Rapeseed quotes in Paris remain under pressure, while Ukraine expects high prices in the new season

Rapeseed prices in Paris remain under pressure due to rising imports and forecasts of increased EU production in the 2025/26 season. Additionally, the market is under pressure from an increasing supply of rapeseed from the old harvest.
August rapeseed futures have fallen by 1.5% over the past month to €469/t (approximately $531/t). This decline is due not only to the expected 8% increase in the EU rapeseed harvest, but also to the fall in world prices for oil and biodiesel. Favorable weather conditions in the EU countries are improving the condition of crops, which leads to a decrease in prices for new crop rapeseed by €35–64/t compared to the old one.
Rapeseed imports to the EU from the start of the season to May 4 reached 5.68 million tonnes, which is 14% higher than last year. In particular:
- from Ukraine — 2.36 million tons (41.5%) compared to 3 million tons last year,
- from Australia — 2.346 million tons (41.3%) versus 1.36 million tons,
- from Canada — 621 thousand tons (10.9%) versus 103 thousand tons.

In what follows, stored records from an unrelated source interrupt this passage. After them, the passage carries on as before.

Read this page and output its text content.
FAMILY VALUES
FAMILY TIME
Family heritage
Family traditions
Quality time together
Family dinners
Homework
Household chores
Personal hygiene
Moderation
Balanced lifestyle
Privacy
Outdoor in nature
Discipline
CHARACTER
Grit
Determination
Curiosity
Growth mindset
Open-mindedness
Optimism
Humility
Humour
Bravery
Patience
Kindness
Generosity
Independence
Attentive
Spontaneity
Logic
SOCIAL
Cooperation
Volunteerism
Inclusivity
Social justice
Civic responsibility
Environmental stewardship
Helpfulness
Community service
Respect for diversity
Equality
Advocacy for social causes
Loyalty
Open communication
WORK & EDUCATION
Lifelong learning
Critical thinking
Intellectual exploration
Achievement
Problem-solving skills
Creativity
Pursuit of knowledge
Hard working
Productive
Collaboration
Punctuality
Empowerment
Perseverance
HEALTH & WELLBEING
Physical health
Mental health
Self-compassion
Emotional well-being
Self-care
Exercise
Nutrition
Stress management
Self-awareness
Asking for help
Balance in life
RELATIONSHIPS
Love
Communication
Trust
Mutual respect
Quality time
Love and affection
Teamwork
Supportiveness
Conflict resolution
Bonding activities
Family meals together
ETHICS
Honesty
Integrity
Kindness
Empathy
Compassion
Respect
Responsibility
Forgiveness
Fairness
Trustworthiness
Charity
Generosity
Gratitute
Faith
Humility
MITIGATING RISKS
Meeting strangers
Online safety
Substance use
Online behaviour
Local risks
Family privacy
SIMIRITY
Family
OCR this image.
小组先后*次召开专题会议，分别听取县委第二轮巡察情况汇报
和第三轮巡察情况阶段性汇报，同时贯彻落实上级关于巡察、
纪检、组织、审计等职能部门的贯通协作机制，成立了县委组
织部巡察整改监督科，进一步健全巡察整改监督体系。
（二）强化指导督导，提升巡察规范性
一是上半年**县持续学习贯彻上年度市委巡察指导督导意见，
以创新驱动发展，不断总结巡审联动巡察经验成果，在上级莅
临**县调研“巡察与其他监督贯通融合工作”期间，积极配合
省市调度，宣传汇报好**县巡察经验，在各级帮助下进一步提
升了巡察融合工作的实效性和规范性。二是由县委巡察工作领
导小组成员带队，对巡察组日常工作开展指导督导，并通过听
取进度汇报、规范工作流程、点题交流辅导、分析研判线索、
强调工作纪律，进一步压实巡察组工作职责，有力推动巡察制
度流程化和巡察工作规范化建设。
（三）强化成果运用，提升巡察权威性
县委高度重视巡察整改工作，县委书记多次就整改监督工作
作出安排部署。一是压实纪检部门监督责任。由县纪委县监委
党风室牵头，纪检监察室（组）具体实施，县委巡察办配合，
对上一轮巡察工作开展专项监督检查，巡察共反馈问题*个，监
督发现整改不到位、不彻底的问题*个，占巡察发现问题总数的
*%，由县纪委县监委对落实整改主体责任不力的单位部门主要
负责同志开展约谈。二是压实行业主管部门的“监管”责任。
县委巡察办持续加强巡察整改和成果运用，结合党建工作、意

Canola imports from Australia and Canada grew particularly rapidly in the second half of the season, amid rising prices in the EU. In March 2025, Australia exported a record 907,000 tonnes of canola, of which 719,000 tonnes were to the EU (compared to 250,000 tonnes last year). In total, Australia exported 3.7 million tonnes between October 2024 and March 2025, which is higher than the previous season (3.22 million tonnes).
In Ukraine, the prospects for the new season’s rapeseed harvest have worsened due to dry weather and frosts in March-April. This may support high prices: traders are currently offering forward contracts at $500-505/t with delivery to Black Sea ports, although this season prices reached $560-565/t.
In March, canola prices in Canada fell sharply after China and the US announced tariffs. This led to a surge in canola exports — both to the EU and China — and a rapid increase in prices. According to Statistics Canada, China imported 471,000 tonnes of canola in March alone, and 1.026 million tonnes in the first quarter. From August to March, Canadian shipments reached 3.713 million tonnes (474,000 tonnes to the EU).
In its April report, the USDA raised its forecast for canola imports to China in the 2024/25 season by 1 million tons to 4 million tons (down from last year’s 5.486 million tons), but the estimate may be revised upward again by the end of the season.
July canola futures rose 7.8% to CAD 703.9/t ($508.7/t) in the month, after falling to CAD 565/t in early March. This is the highest level since the beginning of the season, which encourages farmers to increase sowing areas.
November canola futures rose 5% to CAD 662/t on an expected drawdown in canola stocks in Canada.
The 3% strengthening of the Canadian dollar over the past month has reduced the difference between July canola futures and Paris rapeseed futures to just $22/t, while in March it reached $120–140/t.
According to the Canadian Grain Commission, canola exports from Canada since the start of the season have reached 7.694 million tonnes (versus 4.546 million tonnes last year), while domestic consumption has reached a record 8.693 million tonnes (versus 8.116 million tonnes in 2024). The forecast for total exports is 8.3 million tonnes.